The authors' discovery of nociceptor regulation of neutrophils is consistent with previous studies. For instance, previous work from Chiu's lab found that Nav1.8+ nociceptors suppress neutrophil influx during S. aureus infection (Chui et al., 2013). Later on, this group showed that a subset of skin-innervating nociceptors expressing the ion channel TRPV1 suppresses neutrophil influx during infection with S. pyogenes, another bacterial pathogen (Pinho-Ribeiro, 2018).
On the other hand, in a model of psoriasis-like skin inflammation caused by exposure to imiquimod, nociceptors actually stimulated the recruitment of neutrophils by driving the production of interleukin-23 (IL-23) in DCs (Riol-Blanco et al., 2014). And, in the present study, the researchers found that nociceptors did not regulate the immune response in a model of cutaneous vaccination.
“This really indicates that the role of nociceptors in the immune system is context dependent,” Ugolini said.

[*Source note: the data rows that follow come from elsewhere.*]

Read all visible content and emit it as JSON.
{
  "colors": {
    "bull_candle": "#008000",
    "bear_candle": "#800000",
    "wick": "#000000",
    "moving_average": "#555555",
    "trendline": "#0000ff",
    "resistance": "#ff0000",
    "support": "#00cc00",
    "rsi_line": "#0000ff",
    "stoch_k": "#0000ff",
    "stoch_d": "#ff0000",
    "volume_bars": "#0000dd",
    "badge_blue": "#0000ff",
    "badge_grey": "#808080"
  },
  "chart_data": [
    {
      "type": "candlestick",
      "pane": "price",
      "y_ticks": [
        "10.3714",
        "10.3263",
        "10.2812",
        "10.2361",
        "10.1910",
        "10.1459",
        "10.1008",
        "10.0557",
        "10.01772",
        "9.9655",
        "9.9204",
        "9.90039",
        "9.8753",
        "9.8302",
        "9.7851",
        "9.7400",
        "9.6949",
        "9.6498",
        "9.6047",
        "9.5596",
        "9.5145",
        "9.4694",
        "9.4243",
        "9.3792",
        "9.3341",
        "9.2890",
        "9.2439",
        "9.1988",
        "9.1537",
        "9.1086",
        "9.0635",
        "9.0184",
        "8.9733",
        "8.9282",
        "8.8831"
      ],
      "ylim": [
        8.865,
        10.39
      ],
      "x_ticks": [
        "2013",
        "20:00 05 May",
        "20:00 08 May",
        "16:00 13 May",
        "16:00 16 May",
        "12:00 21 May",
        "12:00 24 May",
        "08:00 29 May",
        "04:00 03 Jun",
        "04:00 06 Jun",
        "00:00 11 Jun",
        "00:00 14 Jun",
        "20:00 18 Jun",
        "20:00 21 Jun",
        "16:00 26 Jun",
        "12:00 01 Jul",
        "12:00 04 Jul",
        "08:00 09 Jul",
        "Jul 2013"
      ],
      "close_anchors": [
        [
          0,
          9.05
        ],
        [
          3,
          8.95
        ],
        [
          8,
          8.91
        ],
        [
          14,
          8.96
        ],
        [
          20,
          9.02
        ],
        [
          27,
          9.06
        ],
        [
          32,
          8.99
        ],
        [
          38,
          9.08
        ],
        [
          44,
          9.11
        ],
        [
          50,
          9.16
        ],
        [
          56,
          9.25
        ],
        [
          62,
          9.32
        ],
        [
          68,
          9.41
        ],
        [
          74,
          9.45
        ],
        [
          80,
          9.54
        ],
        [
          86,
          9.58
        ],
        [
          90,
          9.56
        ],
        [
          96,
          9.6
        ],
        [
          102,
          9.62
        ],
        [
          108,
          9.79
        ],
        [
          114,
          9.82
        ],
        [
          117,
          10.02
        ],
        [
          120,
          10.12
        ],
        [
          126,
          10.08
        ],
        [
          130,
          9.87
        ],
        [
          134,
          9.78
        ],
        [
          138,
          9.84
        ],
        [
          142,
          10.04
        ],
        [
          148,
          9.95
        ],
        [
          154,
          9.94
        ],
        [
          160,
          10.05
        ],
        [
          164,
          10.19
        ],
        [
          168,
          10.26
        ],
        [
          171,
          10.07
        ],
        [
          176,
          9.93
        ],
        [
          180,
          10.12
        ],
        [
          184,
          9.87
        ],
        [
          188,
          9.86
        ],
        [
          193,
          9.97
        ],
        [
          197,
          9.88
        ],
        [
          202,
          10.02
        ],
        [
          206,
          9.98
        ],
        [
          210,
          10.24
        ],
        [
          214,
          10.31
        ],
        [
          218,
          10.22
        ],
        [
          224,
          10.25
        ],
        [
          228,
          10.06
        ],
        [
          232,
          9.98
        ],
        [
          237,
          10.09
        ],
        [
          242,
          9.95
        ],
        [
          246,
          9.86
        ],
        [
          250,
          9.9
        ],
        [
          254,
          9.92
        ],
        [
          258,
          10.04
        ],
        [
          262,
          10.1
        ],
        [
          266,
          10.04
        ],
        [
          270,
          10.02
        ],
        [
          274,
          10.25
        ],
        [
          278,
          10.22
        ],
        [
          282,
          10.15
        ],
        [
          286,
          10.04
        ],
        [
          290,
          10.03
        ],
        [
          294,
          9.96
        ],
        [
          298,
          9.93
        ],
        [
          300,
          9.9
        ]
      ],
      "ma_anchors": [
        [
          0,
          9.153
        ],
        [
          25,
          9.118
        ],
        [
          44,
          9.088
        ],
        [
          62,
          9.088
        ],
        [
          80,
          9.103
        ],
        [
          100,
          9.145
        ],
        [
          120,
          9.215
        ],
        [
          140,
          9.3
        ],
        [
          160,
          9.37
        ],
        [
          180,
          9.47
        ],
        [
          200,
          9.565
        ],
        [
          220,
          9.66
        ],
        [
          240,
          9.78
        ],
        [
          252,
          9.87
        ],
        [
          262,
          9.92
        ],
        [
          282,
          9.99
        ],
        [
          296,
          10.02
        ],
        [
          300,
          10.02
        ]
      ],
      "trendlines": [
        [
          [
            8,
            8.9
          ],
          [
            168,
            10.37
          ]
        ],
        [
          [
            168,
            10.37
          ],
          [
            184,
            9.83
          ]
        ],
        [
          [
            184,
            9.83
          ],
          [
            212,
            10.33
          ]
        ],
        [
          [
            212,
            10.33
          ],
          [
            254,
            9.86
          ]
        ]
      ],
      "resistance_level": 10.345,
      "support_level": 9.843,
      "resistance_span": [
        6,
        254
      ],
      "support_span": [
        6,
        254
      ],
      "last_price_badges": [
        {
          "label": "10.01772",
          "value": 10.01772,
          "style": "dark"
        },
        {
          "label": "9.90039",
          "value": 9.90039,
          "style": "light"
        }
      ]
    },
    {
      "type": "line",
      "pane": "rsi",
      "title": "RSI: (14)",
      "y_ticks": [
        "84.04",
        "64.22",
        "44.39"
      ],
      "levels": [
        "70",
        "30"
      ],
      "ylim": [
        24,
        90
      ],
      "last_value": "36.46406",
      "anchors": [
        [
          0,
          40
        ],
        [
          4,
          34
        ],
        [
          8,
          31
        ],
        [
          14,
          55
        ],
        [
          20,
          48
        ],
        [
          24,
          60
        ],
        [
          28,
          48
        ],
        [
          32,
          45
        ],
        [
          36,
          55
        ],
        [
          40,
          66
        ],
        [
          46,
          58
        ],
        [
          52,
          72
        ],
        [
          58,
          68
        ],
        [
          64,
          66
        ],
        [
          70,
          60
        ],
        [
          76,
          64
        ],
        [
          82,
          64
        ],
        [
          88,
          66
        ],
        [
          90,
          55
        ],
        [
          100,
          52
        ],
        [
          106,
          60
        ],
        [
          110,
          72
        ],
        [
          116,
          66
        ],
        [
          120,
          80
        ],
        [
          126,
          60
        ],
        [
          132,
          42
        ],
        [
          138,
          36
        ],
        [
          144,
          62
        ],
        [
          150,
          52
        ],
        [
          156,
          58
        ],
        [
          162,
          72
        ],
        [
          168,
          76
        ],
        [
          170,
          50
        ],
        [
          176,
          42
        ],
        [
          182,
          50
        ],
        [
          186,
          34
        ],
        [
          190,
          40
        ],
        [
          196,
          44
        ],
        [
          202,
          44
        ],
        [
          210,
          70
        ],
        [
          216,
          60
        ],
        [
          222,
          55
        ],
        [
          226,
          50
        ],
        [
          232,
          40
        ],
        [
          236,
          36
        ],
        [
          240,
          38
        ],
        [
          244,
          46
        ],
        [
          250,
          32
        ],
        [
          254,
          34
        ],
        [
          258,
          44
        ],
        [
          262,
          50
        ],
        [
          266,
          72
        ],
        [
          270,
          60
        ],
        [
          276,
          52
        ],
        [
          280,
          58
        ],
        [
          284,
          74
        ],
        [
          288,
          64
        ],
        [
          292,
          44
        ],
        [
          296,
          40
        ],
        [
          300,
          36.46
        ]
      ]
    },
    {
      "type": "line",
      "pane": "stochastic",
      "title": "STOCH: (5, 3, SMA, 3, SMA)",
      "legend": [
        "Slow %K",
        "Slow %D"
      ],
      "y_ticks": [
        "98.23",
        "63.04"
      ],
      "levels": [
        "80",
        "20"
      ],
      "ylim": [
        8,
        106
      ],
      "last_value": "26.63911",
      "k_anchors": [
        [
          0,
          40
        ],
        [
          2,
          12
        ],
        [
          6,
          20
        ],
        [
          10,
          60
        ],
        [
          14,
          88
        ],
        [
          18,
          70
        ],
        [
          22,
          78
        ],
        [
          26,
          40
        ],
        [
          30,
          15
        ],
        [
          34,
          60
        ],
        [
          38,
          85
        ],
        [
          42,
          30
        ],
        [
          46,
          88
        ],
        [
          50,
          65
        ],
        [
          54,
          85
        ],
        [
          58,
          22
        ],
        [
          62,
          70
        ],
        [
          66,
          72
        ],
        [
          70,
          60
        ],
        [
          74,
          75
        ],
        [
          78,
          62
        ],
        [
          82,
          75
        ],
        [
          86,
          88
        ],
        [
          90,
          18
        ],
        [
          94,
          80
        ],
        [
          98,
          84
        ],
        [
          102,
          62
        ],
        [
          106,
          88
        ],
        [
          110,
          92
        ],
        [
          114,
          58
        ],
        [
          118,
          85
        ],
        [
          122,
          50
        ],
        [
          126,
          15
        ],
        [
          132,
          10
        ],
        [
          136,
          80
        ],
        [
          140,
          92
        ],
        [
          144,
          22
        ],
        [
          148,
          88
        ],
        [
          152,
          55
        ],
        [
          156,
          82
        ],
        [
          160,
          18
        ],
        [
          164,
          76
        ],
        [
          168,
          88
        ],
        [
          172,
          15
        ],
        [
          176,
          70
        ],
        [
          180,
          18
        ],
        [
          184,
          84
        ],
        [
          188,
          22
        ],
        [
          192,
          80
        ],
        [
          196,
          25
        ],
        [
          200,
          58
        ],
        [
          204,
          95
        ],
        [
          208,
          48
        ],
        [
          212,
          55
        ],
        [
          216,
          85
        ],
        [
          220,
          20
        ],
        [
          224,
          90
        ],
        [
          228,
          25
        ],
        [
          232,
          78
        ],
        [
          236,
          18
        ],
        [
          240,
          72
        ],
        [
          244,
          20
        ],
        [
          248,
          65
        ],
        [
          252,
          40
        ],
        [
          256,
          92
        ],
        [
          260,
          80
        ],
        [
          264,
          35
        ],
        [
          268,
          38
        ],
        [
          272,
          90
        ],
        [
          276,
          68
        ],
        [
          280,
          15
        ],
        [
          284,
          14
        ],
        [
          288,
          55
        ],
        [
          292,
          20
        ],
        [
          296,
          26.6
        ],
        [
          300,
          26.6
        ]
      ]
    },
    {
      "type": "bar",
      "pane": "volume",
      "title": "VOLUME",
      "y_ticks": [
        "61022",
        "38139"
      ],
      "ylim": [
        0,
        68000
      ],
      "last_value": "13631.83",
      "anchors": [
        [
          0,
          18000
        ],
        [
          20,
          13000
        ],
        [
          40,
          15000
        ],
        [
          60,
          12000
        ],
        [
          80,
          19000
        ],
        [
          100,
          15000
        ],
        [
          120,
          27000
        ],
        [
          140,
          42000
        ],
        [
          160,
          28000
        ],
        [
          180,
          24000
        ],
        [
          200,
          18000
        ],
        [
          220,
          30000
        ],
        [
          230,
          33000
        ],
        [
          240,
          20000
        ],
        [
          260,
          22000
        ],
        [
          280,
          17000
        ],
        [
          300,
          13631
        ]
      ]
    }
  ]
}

Limitations and remaining questions
The study has some limitations, according to Chiu.
“Killing off Nav1.8+ neurons during development through diphtheria toxin expression might dysregulate homeostasis, either of the nervous system or of the skin,” he said.
Nav1.8 is expressed in a large population of sensory neurons – about three-quarters, in fact. “It would be interesting to determine if a particular subset of nociceptors is responsible for the observed immune regulation during herpes simplex infection,” Chiu said.
Another unknown, according to Chiu, is that “it really is not clear by which mechanism nociceptors regulate the immune response to HSV-1 infection. Are they signaling to neutrophils and cytotoxic T cells directly, or are they communicating through other skin-resident cells? What molecules mediate this communication?”
Along these lines, Chiu's lab has previously shown that the neuropeptide calcitonin gene-related peptide (CGRP) released by peptidergic nociceptors during bacterial skin infections suppresses neutrophil recruitment. And in another recent publication by Ugolini and colleagues, the group identified TAFA4 as a neuropeptide that could potentially regulate the immune response to skin inflammation (Hoeffel et al., 2021). In that study, they found that following sunburn, nonpeptidergic C-fibers produce TAFA4 in the skin, promoting the production of IL-10 by dermal macrophages, which in turn leads to reduced skin inflammation and to tissue regeneration. Roger is currently investigating if TAFA4 could be the neuropeptide responsible for immune regulation in the HSV-1 infection model.
“Our ultimate aim is to identify and exploit the pathway that regulates the immune response, to better treat skin infections and inflammatory diseases,” Ugolini said.
PRF Correspondent Larissa de Clauser is a postdoctoral fellow at Eurac, Bolzano, Italy.